Не зарастает рана, и я теперь сознаю, что она очень глубока. Акт письма не лечит меня, как я рассчитывал, а не дает ране затянуться. Временами я даже чувствую ее боль – она сосредоточилась у меня в правой руке, как будто стоит мне только взять перо и прижать его к странице, руку мою рвет на куски. Вместо того чтобы мне отца похоронить, эти слова поддерживают в нем жизнь, быть может – сильнее прежнего. Я вижу его не только каким он был, но и каков он есть, каким будет, и всякий день он тут – вторгается в мои мысли, подкрадывается ко мне без предупреждения: лежит в гробу под землей, тело еще не тронуто, ногти и волосы продолжают расти.
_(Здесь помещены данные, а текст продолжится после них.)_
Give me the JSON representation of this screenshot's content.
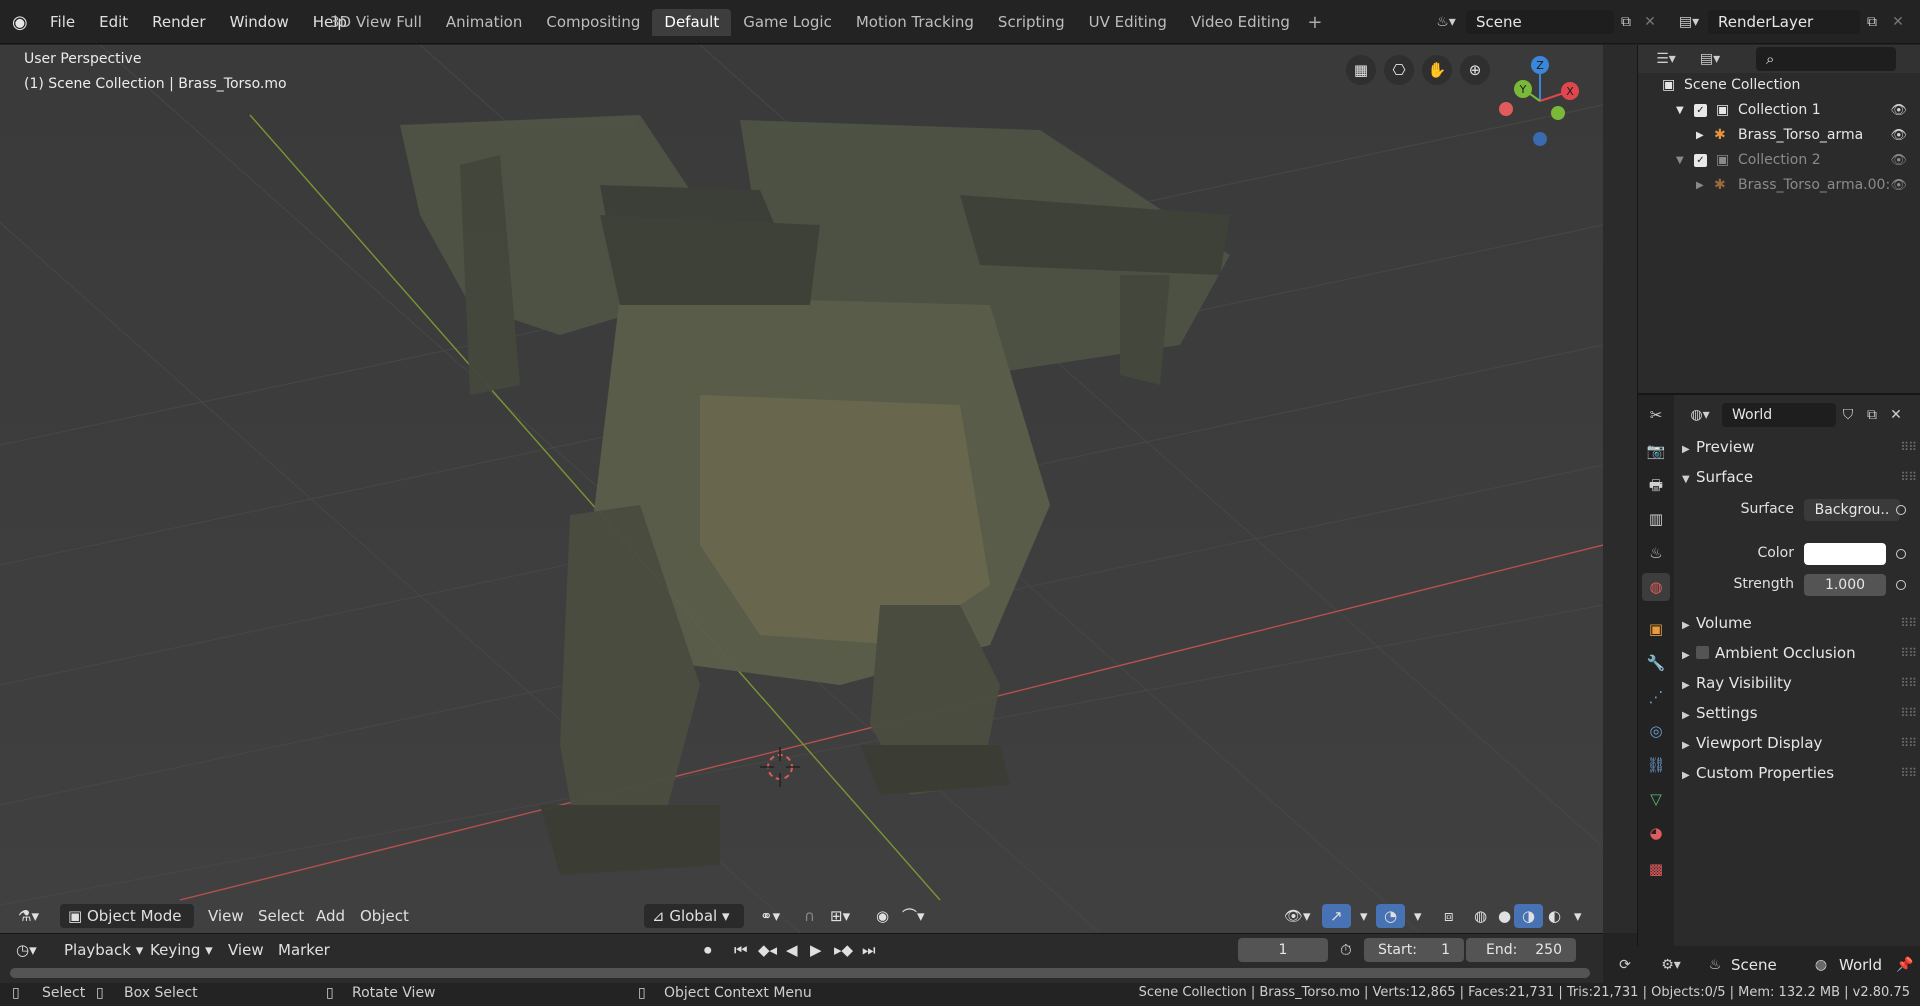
{
  "topbar": {
    "menus": [
      "File",
      "Edit",
      "Render",
      "Window",
      "Help"
    ],
    "workspaces": [
      "3D View Full",
      "Animation",
      "Compositing",
      "Default",
      "Game Logic",
      "Motion Tracking",
      "Scripting",
      "UV Editing",
      "Video Editing"
    ],
    "active_workspace": "Default",
    "scene": "Scene",
    "view_layer": "RenderLayer"
  },
  "viewport": {
    "perspective": "User Perspective",
    "collection_info": "(1) Scene Collection | Brass_Torso.mo",
    "gizmo_axes": [
      "X",
      "Y",
      "Z"
    ],
    "header": {
      "mode": "Object Mode",
      "menus": [
        "View",
        "Select",
        "Add",
        "Object"
      ],
      "orientation": "Global"
    }
  },
  "outliner": {
    "root": "Scene Collection",
    "rows": [
      {
        "label": "Collection 1",
        "dim": false
      },
      {
        "label": "Brass_Torso_arma",
        "dim": false
      },
      {
        "label": "Collection 2",
        "dim": true
      },
      {
        "label": "Brass_Torso_arma.00:",
        "dim": true
      }
    ]
  },
  "properties": {
    "world_name": "World",
    "panels": {
      "preview": "Preview",
      "surface": "Surface",
      "volume": "Volume",
      "ambient_occlusion": "Ambient Occlusion",
      "ray_visibility": "Ray Visibility",
      "settings": "Settings",
      "viewport_display": "Viewport Display",
      "custom_properties": "Custom Properties"
    },
    "surface_label": "Surface",
    "surface_value": "Backgrou..",
    "color_label": "Color",
    "color_value": "#ffffff",
    "strength_label": "Strength",
    "strength_value": "1.000"
  },
  "timeline": {
    "menus": [
      "Playback",
      "Keying",
      "View",
      "Marker"
    ],
    "current_frame": "1",
    "start_label": "Start:",
    "start_value": "1",
    "end_label": "End:",
    "end_value": "250"
  },
  "bottom_right": {
    "scene": "Scene",
    "world": "World"
  },
  "statusbar": {
    "select": "Select",
    "box_select": "Box Select",
    "rotate_view": "Rotate View",
    "context_menu": "Object Context Menu",
    "stats": "Scene Collection | Brass_Torso.mo | Verts:12,865 | Faces:21,731 | Tris:21,731 | Objects:0/5 | Mem: 132.2 MB | v2.80.75"
  },
  "colors": {
    "accent_blue": "#4772b3",
    "world_icon_red": "#e05b5b",
    "axis_x": "#e0464d",
    "axis_y": "#7ab83a",
    "axis_z": "#3a86d8"
  }
}
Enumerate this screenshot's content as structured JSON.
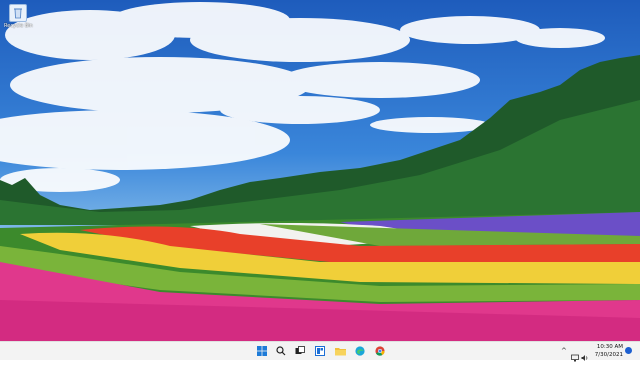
{
  "desktop": {
    "icons": [
      {
        "label": "Recycle Bin"
      }
    ]
  },
  "taskbar": {
    "pinned": [
      "start-icon",
      "search-icon",
      "task-view-icon",
      "widgets-icon",
      "file-explorer-icon",
      "edge-icon",
      "chrome-icon"
    ],
    "system_tray": {
      "overflow_chevron": "^",
      "time": "10:30 AM",
      "date": "7/30/2021"
    }
  },
  "colors": {
    "taskbar_bg": "#f3f3f3",
    "accent_blue": "#1d6fd6"
  }
}
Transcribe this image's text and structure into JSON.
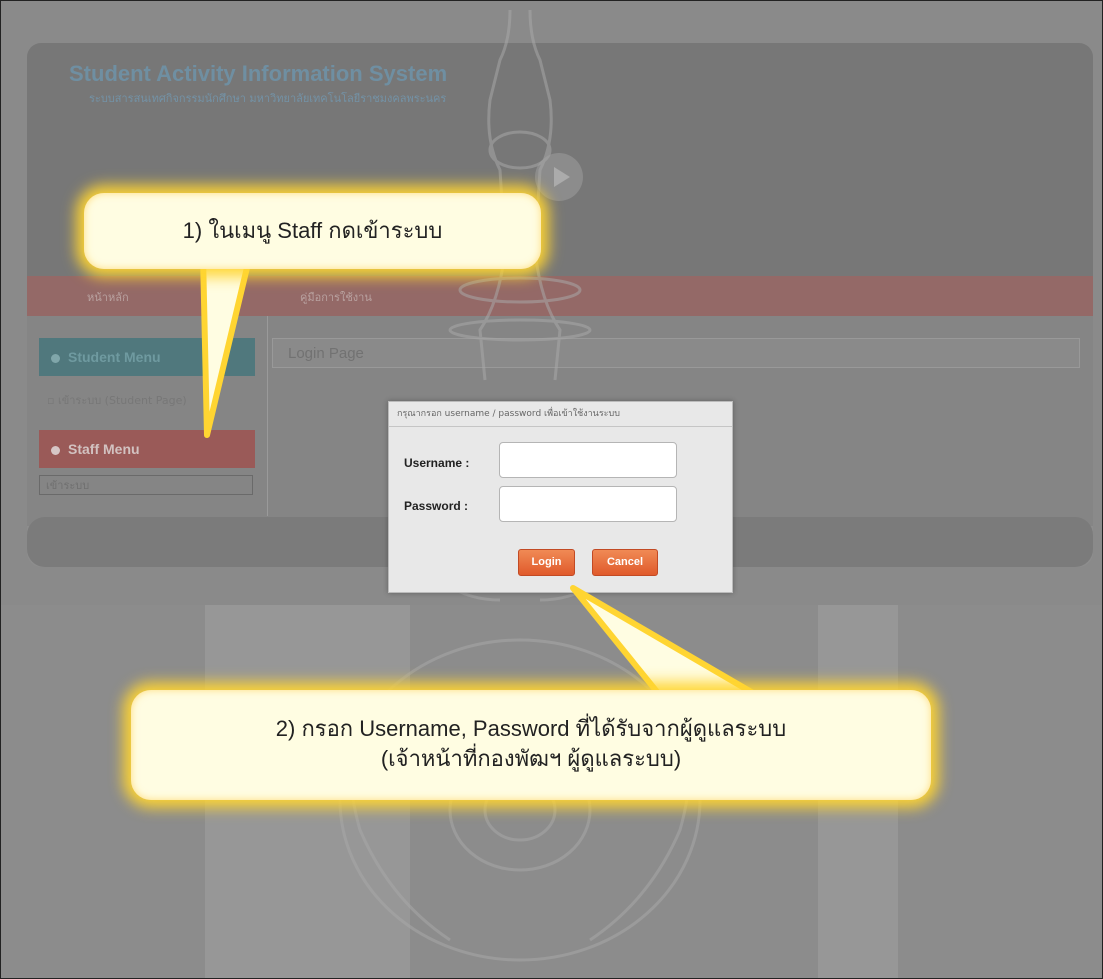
{
  "site": {
    "title": "Student Activity Information System",
    "subtitle": "ระบบสารสนเทศกิจกรรมนักศึกษา มหาวิทยาลัยเทคโนโลยีราชมงคลพระนคร",
    "nav": [
      "หน้าหลัก",
      "คู่มือการใช้งาน"
    ]
  },
  "sidebar": {
    "student_menu": "Student Menu",
    "student_link": "เข้าระบบ (Student Page)",
    "staff_menu": "Staff Menu",
    "staff_link": "เข้าระบบ"
  },
  "main": {
    "login_page_title": "Login Page"
  },
  "dialog": {
    "title": "กรุณากรอก username / password เพื่อเข้าใช้งานระบบ",
    "username_label": "Username :",
    "password_label": "Password :",
    "username_value": "",
    "password_value": "",
    "login_button": "Login",
    "cancel_button": "Cancel"
  },
  "callouts": {
    "step1": "1) ในเมนู Staff กดเข้าระบบ",
    "step2_line1": "2) กรอก Username, Password ที่ได้รับจากผู้ดูแลระบบ",
    "step2_line2": "(เจ้าหน้าที่กองพัฒฯ ผู้ดูแลระบบ)"
  },
  "colors": {
    "accent_button": "#e05a2b",
    "callout_glow": "#ffd532",
    "student_menu": "#50787d",
    "staff_menu": "#9a5a58"
  }
}
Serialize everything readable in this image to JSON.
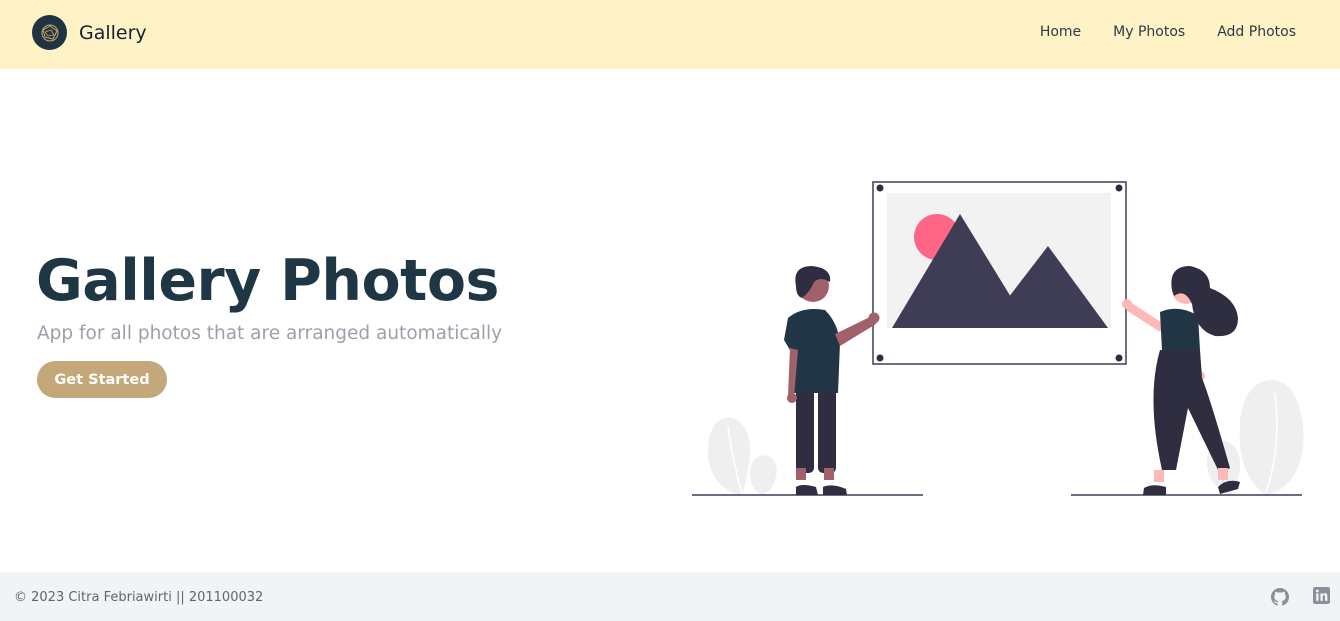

Такое чувство, что, если мне следует что-то понять, я должен пронзить этот образ тьмы, должен вступить в абсолютную тьму земли.

* * *

Кеноша, Висконсин. 1911 или 1912 год. Он и сам не уверен был в дате. В смятенье большой иммигрантской семьи свидетельства о рождении наверняка не считались шибко важными. Значение имеет то, что он был последним из пяти уцелевших детей – девочки и четверых мальчиков, все родились за восемь лет, – и что мать его, женщина крохотная и яростная, едва-едва говорившая по-английски, сохранила семью. Она была матриархом, абсолютным диктатором, первопричиной в центре вселенной.